The Panopticon prison system proposed by Jeremy Bentham and, later, studied by Michel Foucault is nothing short of frightening. The prisoner of the system receives “the look” of the guard, but has no way of seeing guard as a person, but only as a distant object in a tower. Foucault writes in Discipline and Punish, “Each individual, in his place, is securely confined to a cell from which he is seen from the front by a supervisor; but the side walls prevent him from coming into contact with his companions. He is seen, but he does not see” (200). And for Josef K. this is entirely the case. In The Trial, Franz Kafka limits and, eventually, extinguishes K.’s freedom through “the look.”

Throughout the whole of the story, K. never really sees “the court,” but he knows that it sees him.

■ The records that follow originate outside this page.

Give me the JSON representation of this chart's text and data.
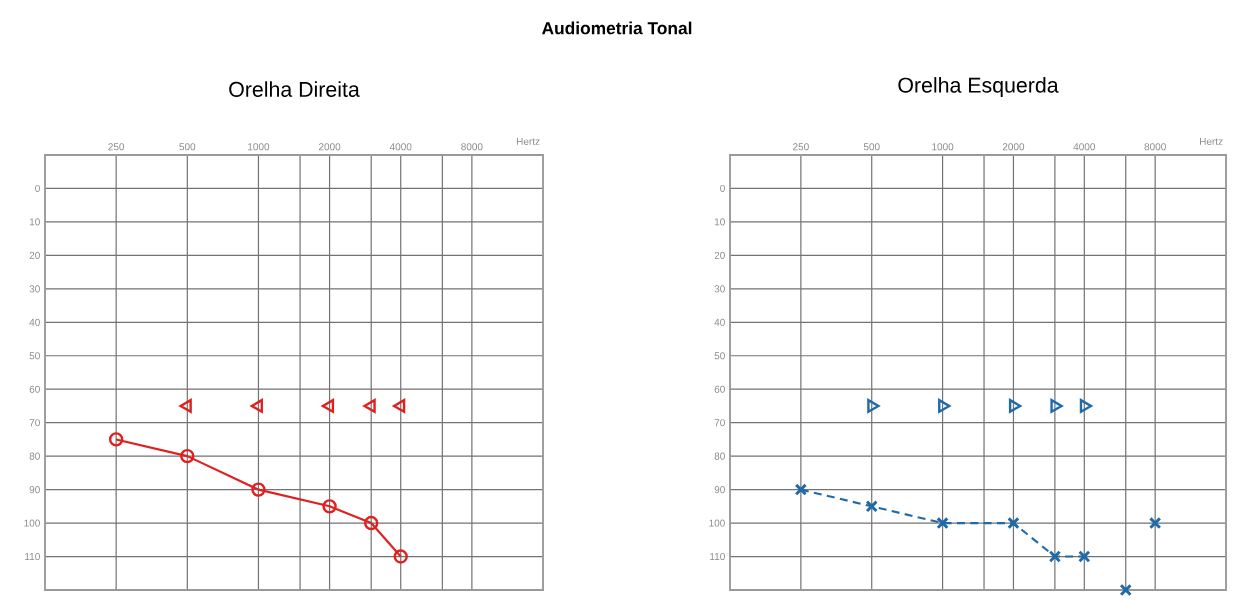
{
  "chart_data": [
    {
      "type": "line",
      "title": "Orelha Direita",
      "xlabel": "Hertz",
      "annotations": [
        "Audiometria Tonal"
      ],
      "log": "x",
      "grid": true,
      "xlim": [
        125,
        16000
      ],
      "xticks": [
        250,
        500,
        1000,
        {
          "value": 1500,
          "label": null
        },
        2000,
        {
          "value": 3000,
          "label": null
        },
        4000,
        {
          "value": 6000,
          "label": null
        },
        8000
      ],
      "ylim": [
        120,
        -10
      ],
      "yticks": [
        0,
        10,
        20,
        30,
        40,
        50,
        60,
        70,
        80,
        90,
        100,
        110
      ],
      "series": [
        {
          "color": "#e0201f",
          "marker": "circle",
          "line_style": "solid",
          "x": [
            250,
            500,
            1000,
            2000,
            3000,
            4000
          ],
          "values": [
            75,
            80,
            90,
            95,
            100,
            110
          ]
        },
        {
          "type": "scatter",
          "color": "#e0201f",
          "marker": "triangle",
          "x": [
            500,
            1000,
            2000,
            3000,
            4000
          ],
          "values": [
            65,
            65,
            65,
            65,
            65
          ]
        }
      ]
    },
    {
      "type": "line",
      "title": "Orelha Esquerda",
      "xlabel": "Hertz",
      "log": "x",
      "grid": true,
      "xlim": [
        125,
        16000
      ],
      "xticks": [
        250,
        500,
        1000,
        {
          "value": 1500,
          "label": null
        },
        2000,
        {
          "value": 3000,
          "label": null
        },
        4000,
        {
          "value": 6000,
          "label": null
        },
        8000
      ],
      "ylim": [
        120,
        -10
      ],
      "yticks": [
        0,
        10,
        20,
        30,
        40,
        50,
        60,
        70,
        80,
        90,
        100,
        110
      ],
      "series": [
        {
          "color": "#1f6aa8",
          "marker": "cross",
          "line_style": "dashed",
          "x": [
            250,
            500,
            1000,
            2000,
            3000,
            4000
          ],
          "values": [
            90,
            95,
            100,
            100,
            110,
            110
          ]
        },
        {
          "type": "scatter",
          "color": "#1f6aa8",
          "marker": "triangle",
          "x": [
            500,
            1000,
            2000,
            3000,
            4000
          ],
          "values": [
            65,
            65,
            65,
            65,
            65
          ]
        },
        {
          "type": "scatter",
          "color": "#1f6aa8",
          "marker": "cross",
          "x": [
            6000,
            8000
          ],
          "values": [
            120,
            100
          ]
        }
      ]
    }
  ]
}
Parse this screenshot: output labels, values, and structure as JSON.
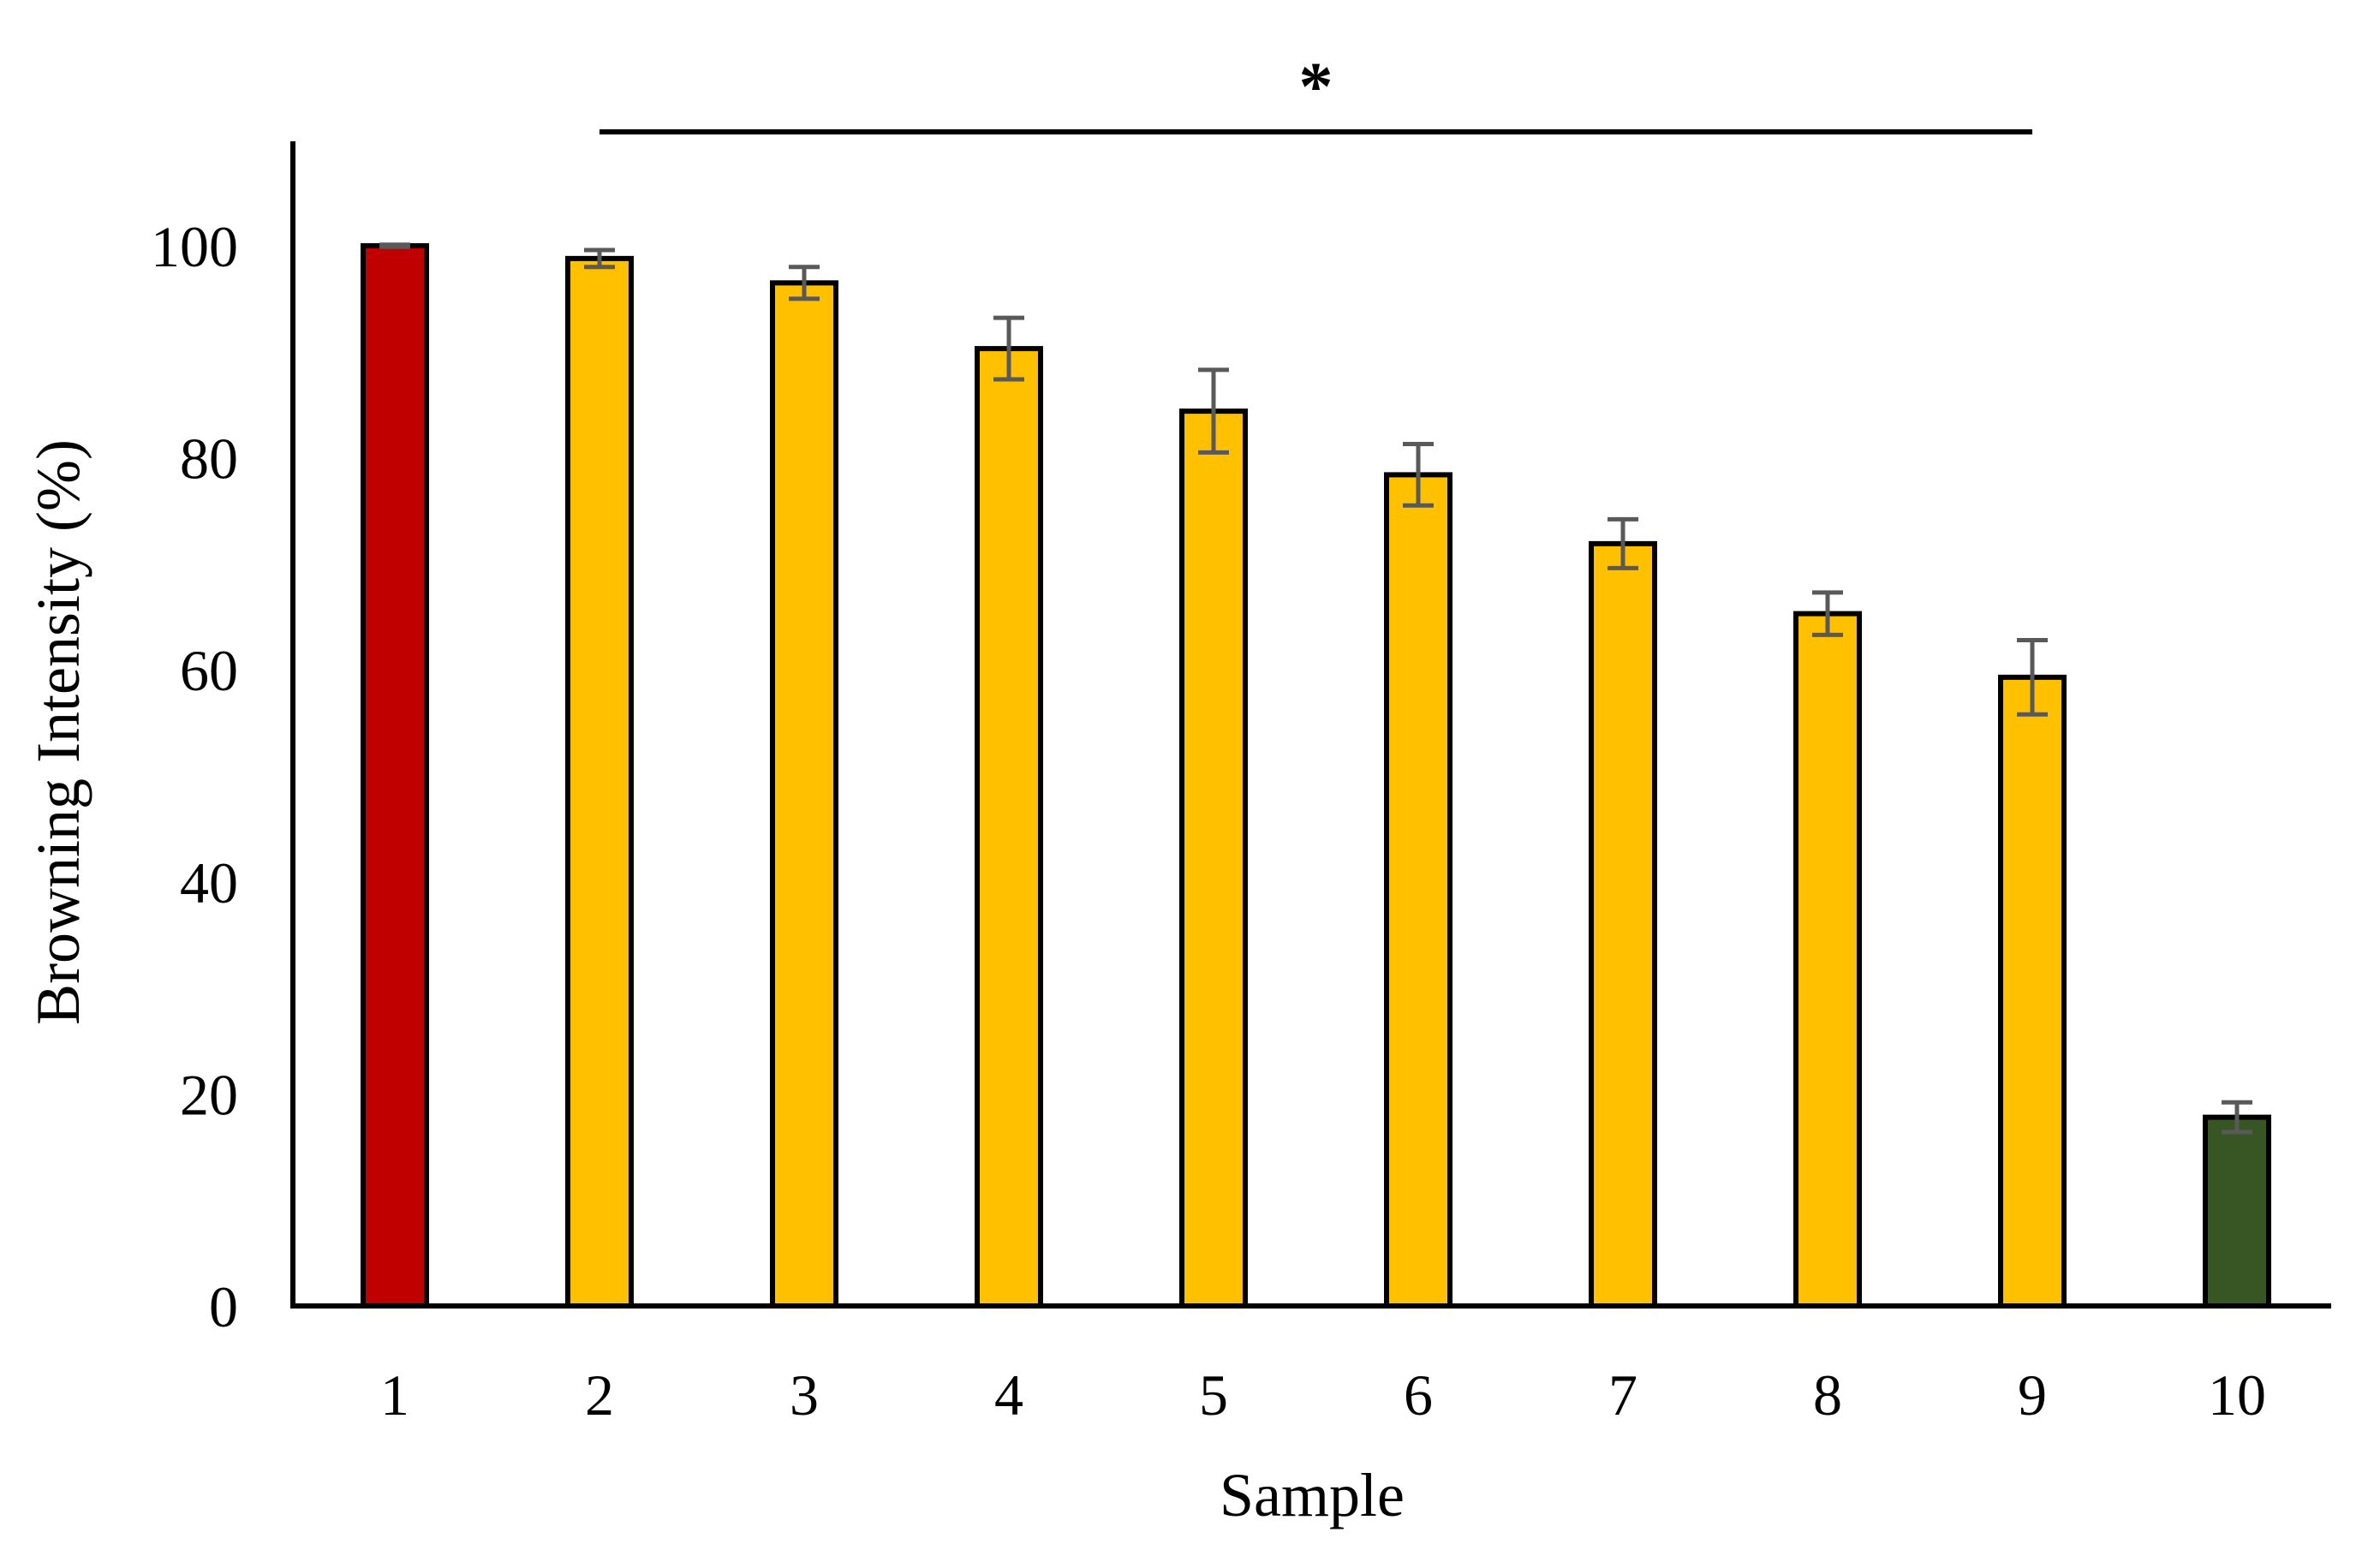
{
  "chart_data": {
    "type": "bar",
    "categories": [
      "1",
      "2",
      "3",
      "4",
      "5",
      "6",
      "7",
      "8",
      "9",
      "10"
    ],
    "values": [
      100,
      98.8,
      96.5,
      90.3,
      84.4,
      78.4,
      71.9,
      65.3,
      59.3,
      17.8
    ],
    "errors": [
      0.1,
      0.8,
      1.5,
      2.9,
      3.9,
      2.9,
      2.3,
      2.0,
      3.5,
      1.4
    ],
    "bar_colors": [
      "#C00000",
      "#FFC000",
      "#FFC000",
      "#FFC000",
      "#FFC000",
      "#FFC000",
      "#FFC000",
      "#FFC000",
      "#FFC000",
      "#375623"
    ],
    "bar_outline_color": "#000000",
    "error_bar_color": "#595959",
    "xlabel": "Sample",
    "ylabel": "Browning Intensity (%)",
    "yticks": [
      "0",
      "20",
      "40",
      "60",
      "80",
      "100"
    ],
    "ylim": [
      0,
      110
    ],
    "grid": false,
    "annotation": {
      "text": "*",
      "from_category": "2",
      "to_category": "9"
    }
  }
}
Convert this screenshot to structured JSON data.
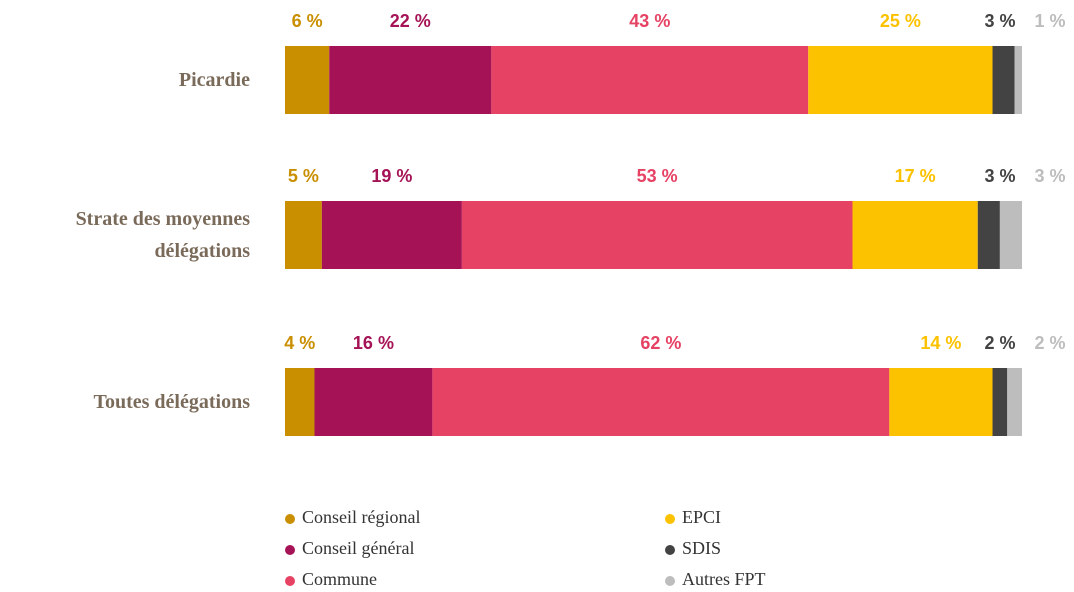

The court is ubiquitous and its influences stretch from lawyers to painters to priests. And from his first trip out of the city to his conversation with the priest, K. cannot get a firm grasp on what the court knows and what the court wants. And this is where the power lies; the court knows all, K. knows nothing. As Jean-Paul Sartre relates, this master is “producing in the Other the consciousness of his state of nothingness” (Being and Nothingness 372).

K. feels this nothingness without much direct action on the court’s behalf, but it still drives him to the brink of insanity. And to quench his thrist for insight into the system and its judgement of him, he searches high and low for those who may know something. His lawyer, Dr. Huld, attempts to explain the process of handling a case and desperately tries to keep K. as his client. The painter, Titorelli, explains the three possible outcomes of a trial (actual acquittal, apparent acquittal, and protraction - none of which appeal to K.) upon which he can have a direct effect. And the priest tells K. the “parable of the doorkeeper.” The three intermediaries are not part of the court, but still are. It is not clear whether or not they are helping K. and, if so, whether or not it is for selfish reasons. Foucault states:

It does not matter who exercises power. Any individual, taken almost at random, can operate the machine: in the absence of the director, his family, his friends, his visitors, even his servants. Similarly, it does not matter what motivates him: the curiosity of the indiscreet, the malice of a child, the thirst for knowledge of a philosopher who wishes to visit this museum of human nature, or the perversity of those who take pleasure in spying and punishing. (202)

Those who exercise the power become gods. For Jean-Paul Sartre, it was literally God who delivered this penetrating, stifling look, while for K. his god becomes the court. His life revolves around it (almost to the point of Block) and he comes to worship it. Once the court looks at K., he cannot escape it. Even if he were to reject his god, he would fall into the existentialist trap. He could not do away with it completely, so he would have to proclaim it “dead.” But, this is not the case. The court is god. It has the power over all the doorkeepers and all the men from the country. And it proclaims that K. is dead.

1 comment:

Anonymous said...

All of this has an interesting correlation to our nation's relationship with its government, no?